Known Issues and Limitations in ML Runtimes version 2024.10.01

You might run into some known issues while using ML Runtimes 2024.10.01.

DSE-25143 Assembling plots in PBJ R Runtimes does not work

When trying to plot additional content on already existing plots, PBJ R Runtimes throw an error. Plots can only be created using the plot function.

DSE-32839 Extra configuration needed when using Spark in a PBJ Workbench-based R Runtime

When using Spark in R workloads that are running PBJ Workbench Runtimes, the environmental variable R_LIBS_USER must be passed to the Spark executors with the value set to "/home/cdsw/.local/lib/R/<R_VERSION>/library"

E.g. when using sparklyr with a PBJ Workbench R 4.3 Runtime, the correct way to set up a sparklyr connection is:
library(sparklyr)
config <- spark_config()
config$spark.executorEnv.R_LIBS_USER="/home/cdsw/.local/lib/R/4.3/library"
sc <- spark_connect(config = config)        

Packages can fail to load in a session

When installing R or Python packages in a Session, the kernel might not be able to load the package in the same session, if a previous version of the package or its newly installed dependencies have been loaded in the same Session. Such issues are observable more often in PBJ R Runtimes, which automatically load basic R packages like vctrs, lifecycle, rlang, cli at session startup.

Workaround: Start a new session, import and use the newly installed package there.

Version of jupyter-client Python package must be less than version 8 for PBJ Runtimes

Upgrading the Python package jupyter-client with a version greater than 7.4.9 can temporarily break a Project. Workloads using PBJ Runtimes will not be able to start Projects if the jupyter-client version is greater than 7.4.9.

Workaround: Launch the same version of Python, but not on a PBJ Runtime (either Workbench or JupyterLab). Open a Terminal window and uninstall the jupyter-client package from the Project by executing pip3 uninstall jupyter-client. Verify your change by running pip3 list and checking that the version of the jupyter-client package is less than version 8.

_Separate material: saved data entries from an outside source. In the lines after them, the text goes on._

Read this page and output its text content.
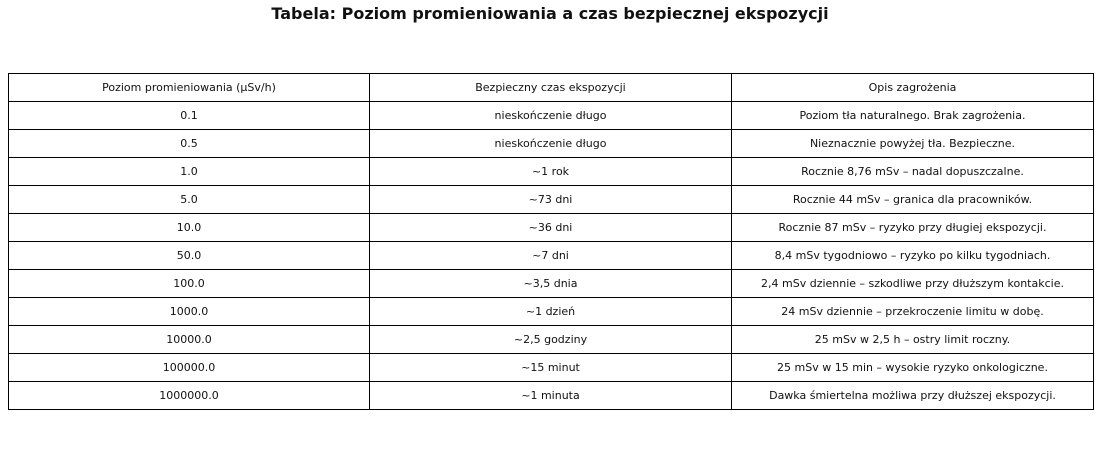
Tabela: Poziom promieniowania a czas bezpiecznej ekspozycji
Poziom promieniowania (µSv/h)	Bezpieczny czas ekspozycji	Opis zagrożenia
0.1	nieskończenie długo	Poziom tła naturalnego. Brak zagrożenia.
0.5	nieskończenie długo	Nieznacznie powyżej tła. Bezpieczne.
1.0	~1 rok	Rocznie 8,76 mSv – nadal dopuszczalne.
5.0	~73 dni	Rocznie 44 mSv – granica dla pracowników.
10.0	~36 dni	Rocznie 87 mSv – ryzyko przy długiej ekspozycji.
50.0	~7 dni	8,4 mSv tygodniowo – ryzyko po kilku tygodniach.
100.0	~3,5 dnia	2,4 mSv dziennie – szkodliwe przy dłuższym kontakcie.
1000.0	~1 dzień	24 mSv dziennie – przekroczenie limitu w dobę.
10000.0	~2,5 godziny	25 mSv w 2,5 h – ostry limit roczny.
100000.0	~15 minut	25 mSv w 15 min – wysokie ryzyko onkologiczne.
1000000.0	~1 minuta	Dawka śmiertelna możliwa przy dłuższej ekspozycji.
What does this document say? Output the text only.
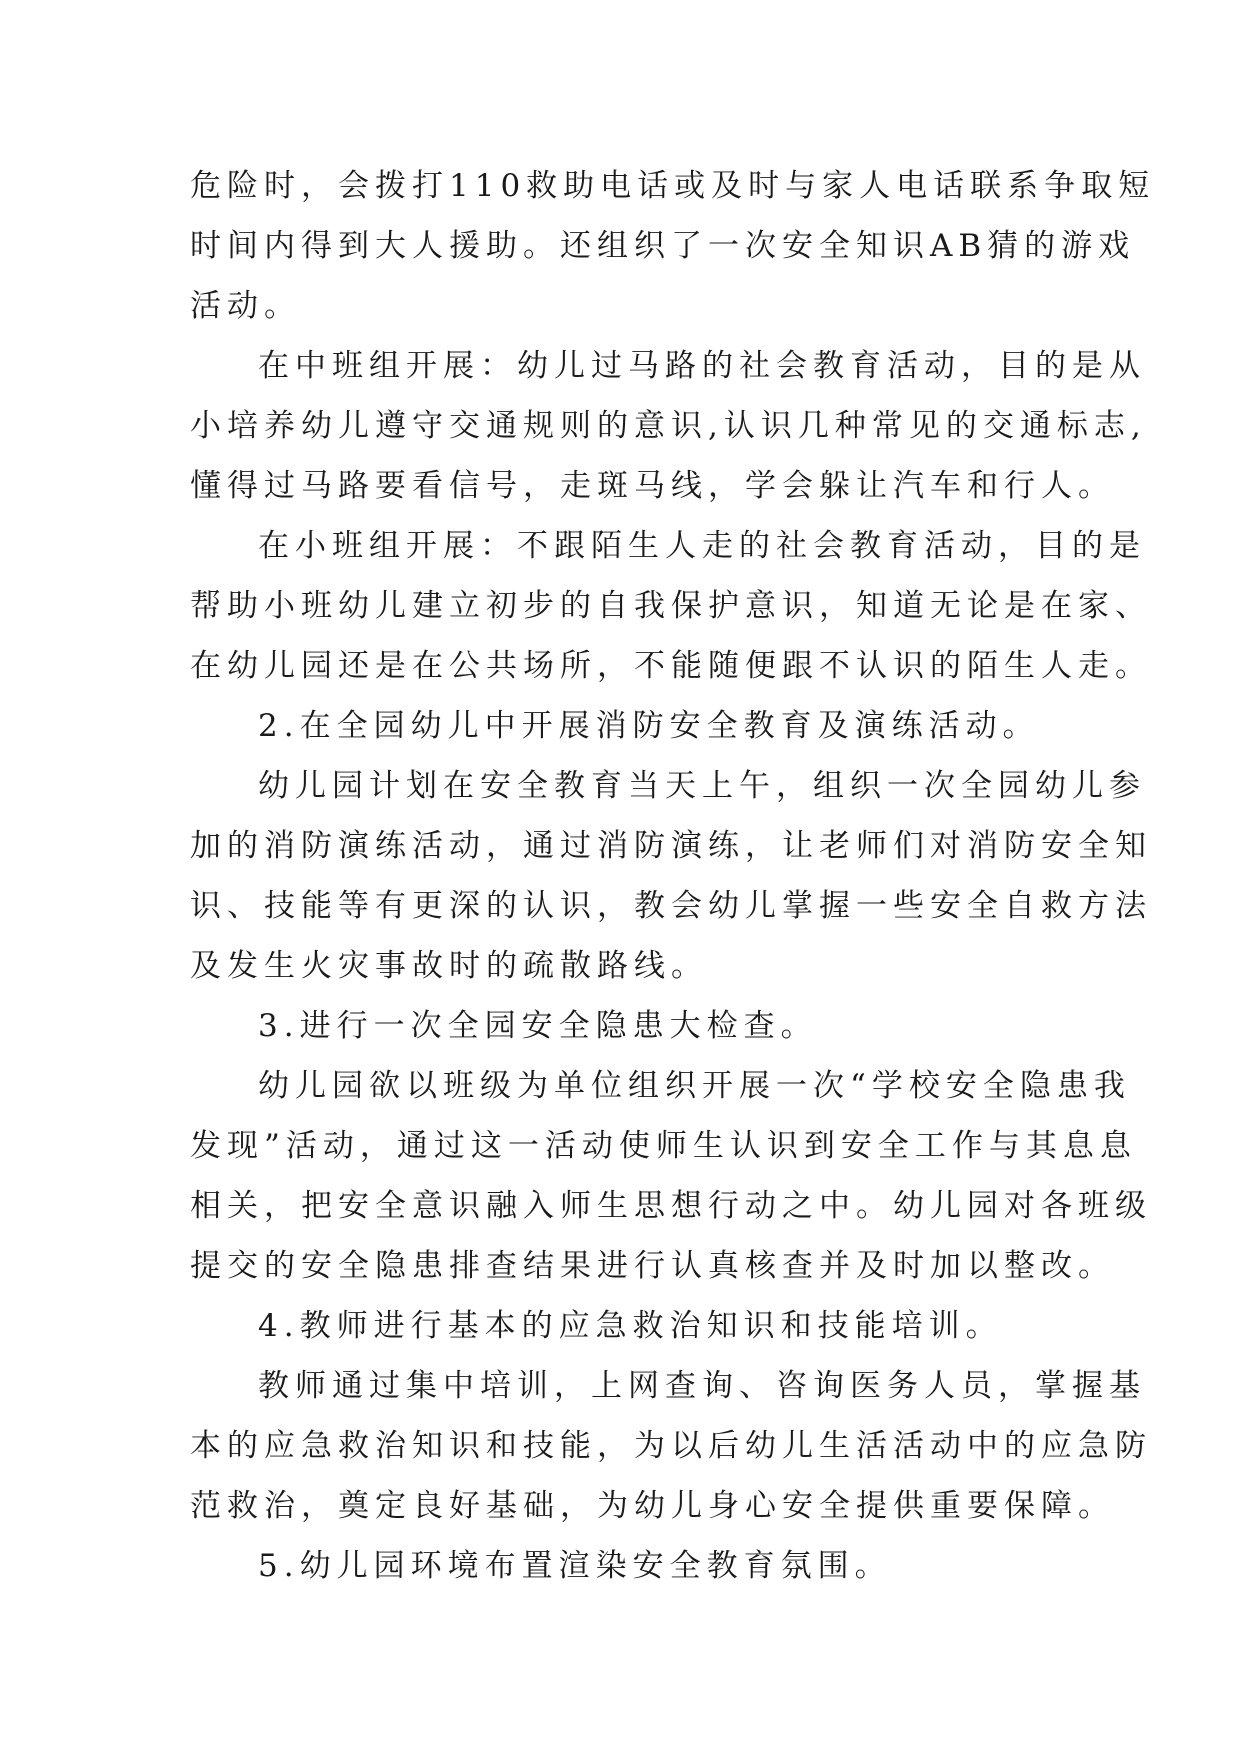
危险时，会拨打110救助电话或及时与家人电话联系争取短
时间内得到大人援助。还组织了一次安全知识AB猜的游戏
活动。
在中班组开展：幼儿过马路的社会教育活动，目的是从
小培养幼儿遵守交通规则的意识,认识几种常见的交通标志,
懂得过马路要看信号，走斑马线，学会躲让汽车和行人。
在小班组开展：不跟陌生人走的社会教育活动，目的是
帮助小班幼儿建立初步的自我保护意识，知道无论是在家、
在幼儿园还是在公共场所，不能随便跟不认识的陌生人走。
2.在全园幼儿中开展消防安全教育及演练活动。
幼儿园计划在安全教育当天上午，组织一次全园幼儿参
加的消防演练活动，通过消防演练，让老师们对消防安全知
识、技能等有更深的认识，教会幼儿掌握一些安全自救方法
及发生火灾事故时的疏散路线。
3.进行一次全园安全隐患大检查。
幼儿园欲以班级为单位组织开展一次“学校安全隐患我
发现”活动，通过这一活动使师生认识到安全工作与其息息
相关，把安全意识融入师生思想行动之中。幼儿园对各班级
提交的安全隐患排查结果进行认真核查并及时加以整改。
4.教师进行基本的应急救治知识和技能培训。
教师通过集中培训，上网查询、咨询医务人员，掌握基
本的应急救治知识和技能，为以后幼儿生活活动中的应急防
范救治，奠定良好基础，为幼儿身心安全提供重要保障。
5.幼儿园环境布置渲染安全教育氛围。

Adding a new ML Runtimes when using a custom root certificate might generate error messages

When trying to add new ML Runtimes, a number of error messages might appear in various places when using a custom root certificate. For example, you might see: "Could not fetch the image metadata" or "certificate signed by unknown authority". This is caused by the runtime-puller pods not having access to the custom root certificate that is in use.

Workaround:

  1. Create a directory at any location on the master node:

    For example:

    mkdir -p /certs/

  2. Copy the full server certificate chain into this folder. It is usually easier to create a single file with all of your certificates (server, intermediate(s), root):
    # copy all certificates into a single file: 
    cat server-cert.pem intermediate.pem root.pem > /certs/cert-chain.crt
  3. (Optional) If you are using a custom docker registry that has its own certificate, you need to copy this certificate chain into this same file:
    cat docker-registry-cert.pem >> /certs/cert-chain.crt
  4. Copy the global CA certificates into this new file:
    # cat /etc/ssl/certs/ca-bundle.crt >> /certs/cert-chain.crt
  5. Edit your deployment of runtime manager and add the new mount.

    Do not delete any existing objects.

    #kubectl edit deployment runtime-manager

  6. Under VolumeMounts, add the following lines.

    Note that the text is white-space sensitive - use spaces and not tabs.

    - mountPath: /etc/ssl/certs/ca-certificates.crt 
       name: mycert 
       subPath: cert-chain.crt #this should match the new file name created in step 4
                    

    Under Volumes add the following text in the same edit:

    - hostPath: 
       path: /certs/  #this needs to match the folder created in step 1
       type: "" 
    name: mycert
  7. Save your changes:

    wq!

    Once saved, you will receive the message "deployment.apps/runtime-manager edited" and the pod will be restarted with your new changes.

  8. To persist these changes across cluster restarts, use the following Knowledge Base article to create a kubernetes patch file for the runtime-manager deployment: https://community.cloudera.com/t5/Customer/Patching-CDSW-Kubernetes-deployments/ta-p/90241

Cloudera Bug: DSE-20530

Spark Runtime Add-on required for Spark 2 integration with Scala Runtimes

Scala Runtimes on Cloudera AI require Spark Runtime Addon to enable Spark2 integration. Spark3 is not supported with the Scala Runtime.